The last time I stayed here was at the end of the summer of 1985. My mother was coming for a visit and wanted to go to the beach. When I called to make the reservation, the manager told me, “Hope you don’t mind, but you’ll be the only guests here that week and the last guests we house. The very next week the bulldozers come in and level the whole place. It’ll be some new expensive condominiums next time you come out this way.” My mom and I had a wonderful time.
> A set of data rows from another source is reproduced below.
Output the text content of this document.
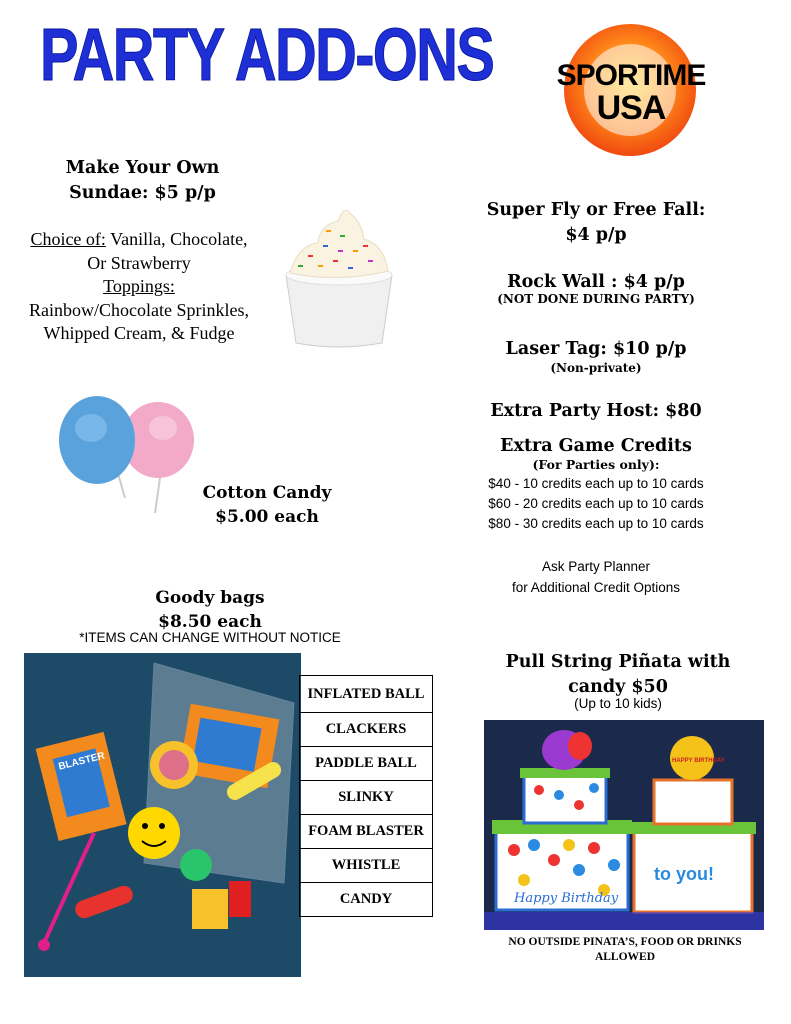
PARTY ADD-ONS	SPORTIME
USA
Make Your Own
Sundae: $5 p/p
Choice of: Vanilla, Chocolate,
Or Strawberry
Toppings:
Rainbow/Chocolate Sprinkles,
Whipped Cream, & Fudge
Cotton Candy
$5.00 each
Goody bags
$8.50 each
*ITEMS CAN CHANGE WITHOUT NOTICE
BLASTER
INFLATED BALL
CLACKERS
PADDLE BALL
SLINKY
FOAM BLASTER
WHISTLE
CANDY
Super Fly or Free Fall:
$4 p/p
Rock Wall : $4 p/p
(NOT DONE DURING PARTY)
Laser Tag: $10 p/p
(Non-private)
Extra Party Host: $80
Extra Game Credits
(For Parties only):
$40 - 10 credits each up to 10 cards
$60 - 20 credits each up to 10 cards
$80 - 30 credits each up to 10 cards
Ask Party Planner
for Additional Credit Options
Pull String Piñata with
candy $50
(Up to 10 kids)
Happy Birthday
HAPPY BIRTHDAY
to you!
NO OUTSIDE PINATA’S, FOOD OR DRINKS
ALLOWED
I was 27 years old and had finally gotten through the most painful parts of a divorce from a man who had been demeaning, abusive and who had managed to squash my self image to a place of worthlessness. Enough time had passed that I had gotten back some confidence, gained some perspective and was taking some positive steps to rebuild my life.

My mom was 54 years old. Our relationship had been a little strained after she ended her 26 year marriage to my Father. Not because I had a hard time accepting her decision, but because she had become a person I could not recognize as my mother. On past visits, I had a hard time relating to her.  On this trip, she had finally settled down a little and I could see some bits of my mother in her. We were still mother and daughter, but we had begun to forge a new woman-to-woman relationship. It was the last time I saw my mother so happy and the last time I could bask in her unconditional love and acceptance.

The very next Memorial Day, my older brother died in a motorcycle accident, on a remote stretch of Alaska’s scenic Seward Highway. There at the turn off to Hope, Alaska where the road makes a deep curve, my brother hit the curve too fast, swung out into the other lane of traffic and hit a truck head on. The attending paramedic told me at my high school reunion a few days later, “It all happened so fast, he never knew anything.”  His body was cremated and on my 28th birthday we took his ashes out in a fishing boat from Seward Alaska to Thumb Cove and spread them in Resurrection Bay.

Turns out, I lost two people that day. For when my brother died, my mother disappeared into a deep abyss of grief and mourning and I never saw her smile again. Later that fall cancer wrapped its tenacious tentacles around my Mom who was stranded in the abyss and a year later we made another trip to Thumb Cove with my mother’s ashes.

I stand up from the bed and walk over to the sliding glass door. My 56 year old self stands at the window, gazing out at the gentle waves, the careening seagulls, thinking about the day ahead. I hear the door open behind me and a voice, “Rise and shine sweet Jujubean. The day’s waiting!” I turn and smile into my mother’s eyes.